Kemendikbud, lanjut dia, juga telah melakukan berbagai evaluasi sebagai langkah antisipasi dan pelaksanaan lebih baik dibandingkan tahun sebelumnya.
"Untuk 2016 diharapkan lebih baik karena sudah belajar dari yang pertama. Bagi peserta UN juga harus lebih baik karena waktu latihan mengerjakan UN berbasis komputer lebih panjang dan berulang-ulang, tidak seperti dulu yang mepet," ucapnya.
Terkait permasalahan menyangkut hal teknis, kata dia, sudah ada berbagai langkah yang disiapkan, antara lain apa yang harus dilakukan saat listrik mati, server bermasalah, dan sebagainya.
Kemendikbud saat ini juga mempersiapkan UN Perbaikan bagi peserta UN 2015 yang nilai mata pelajaran yang diujikan di bawah standar angka 5,5.
"Bagi mereka yang mau ikut UN Perbaikan kami persilakan, tapi sifatnya bukan wajib. Kalau ada yang di bawah standar dan tidak ikut ujian lagi ya tak masalah," katanya.
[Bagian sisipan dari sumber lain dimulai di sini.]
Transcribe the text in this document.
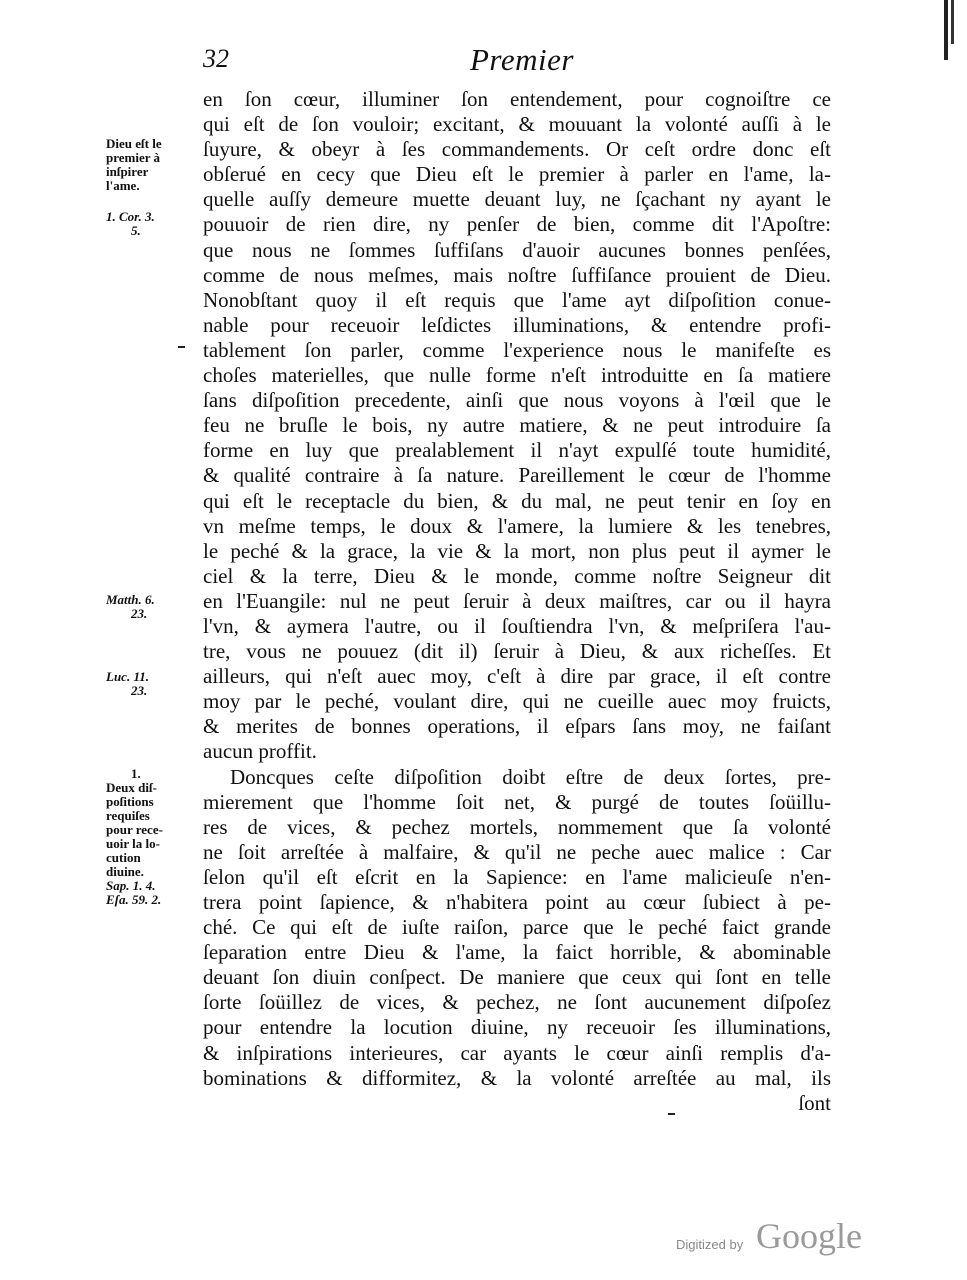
32	Premier
Dieu eſt le
premier à
inſpirer
l'ame.
1. Cor. 3.
5.
Matth. 6.
23.
Luc. 11.
23.
1.
Deux diſ-
poſitions
requiſes
pour rece-
uoir la lo-
cution
diuine.
Sap. 1. 4.
Eſa. 59. 2.
en ſon cœur, illuminer ſon entendement, pour cognoiſtre ce
qui eſt de ſon vouloir; excitant, & mouuant la volonté auſſi à le
ſuyure, & obeyr à ſes commandements. Or ceſt ordre donc eſt
obſerué en cecy que Dieu eſt le premier à parler en l'ame, la-
quelle auſſy demeure muette deuant luy, ne ſçachant ny ayant le
pouuoir de rien dire, ny penſer de bien, comme dit l'Apoſtre:
que nous ne ſommes ſuffiſans d'auoir aucunes bonnes penſées,
comme de nous meſmes, mais noſtre ſuffiſance prouient de Dieu.
Nonobſtant quoy il eſt requis que l'ame ayt diſpoſition conue-
nable pour receuoir leſdictes illuminations, & entendre profi-
tablement ſon parler, comme l'experience nous le manifeſte es
choſes materielles, que nulle forme n'eſt introduitte en ſa matiere
ſans diſpoſition precedente, ainſi que nous voyons à l'œil que le
feu ne bruſle le bois, ny autre matiere, & ne peut introduire ſa
forme en luy que prealablement il n'ayt expulſé toute humidité,
& qualité contraire à ſa nature. Pareillement le cœur de l'homme
qui eſt le receptacle du bien, & du mal, ne peut tenir en ſoy en
vn meſme temps, le doux & l'amere, la lumiere & les tenebres,
le peché & la grace, la vie & la mort, non plus peut il aymer le
ciel & la terre, Dieu & le monde, comme noſtre Seigneur dit
en l'Euangile: nul ne peut ſeruir à deux maiſtres, car ou il hayra
l'vn, & aymera l'autre, ou il ſouſtiendra l'vn, & meſpriſera l'au-
tre, vous ne pouuez (dit il) ſeruir à Dieu, & aux richeſſes. Et
ailleurs, qui n'eſt auec moy, c'eſt à dire par grace, il eſt contre
moy par le peché, voulant dire, qui ne cueille auec moy fruicts,
& merites de bonnes operations, il eſpars ſans moy, ne faiſant
aucun proffit.
Doncques ceſte diſpoſition doibt eſtre de deux ſortes, pre-
mierement que l'homme ſoit net, & purgé de toutes ſoüillu-
res de vices, & pechez mortels, nommement que ſa volonté
ne ſoit arreſtée à malfaire, & qu'il ne peche auec malice : Car
ſelon qu'il eſt eſcrit en la Sapience: en l'ame malicieuſe n'en-
trera point ſapience, & n'habitera point au cœur ſubiect à pe-
ché. Ce qui eſt de iuſte raiſon, parce que le peché faict grande
ſeparation entre Dieu & l'ame, la faict horrible, & abominable
deuant ſon diuin conſpect. De maniere que ceux qui ſont en telle
ſorte ſoüillez de vices, & pechez, ne ſont aucunement diſpoſez
pour entendre la locution diuine, ny receuoir ſes illuminations,
& inſpirations interieures, car ayants le cœur ainſi remplis d'a-
bominations & difformitez, & la volonté arreſtée au mal, ils
ſont
Digitized by Google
Pelaksanaan UN Perbaikan dijadwalkan berlangsung Februari 2015 dengan menggunakan sistem ujian berbasis komputer yang dilaksanakan di sekolah domisili saat ini.
"Kan ada siswa yang mungkin sudah kuliah di luar kota, Yogyakarta misalnya. Meski dulu ujian di Surabaya dan sekarang ingin perbaikan, dia bisa ikut di Yogyakarta," katanya.
UN Perbaikan ini, kata dia, sifatnya bukan sebuah keharusan yang diadakan untuk memfasilitasi mereka peserta UN di bawah standar.
"Alasan mereka ikut beragam, mulai dari mengukur sampai mana kemampuannya, ingin memperbaiki nilai, atau bahkan tuntutan tempat pendidikannya sekarang," katanya.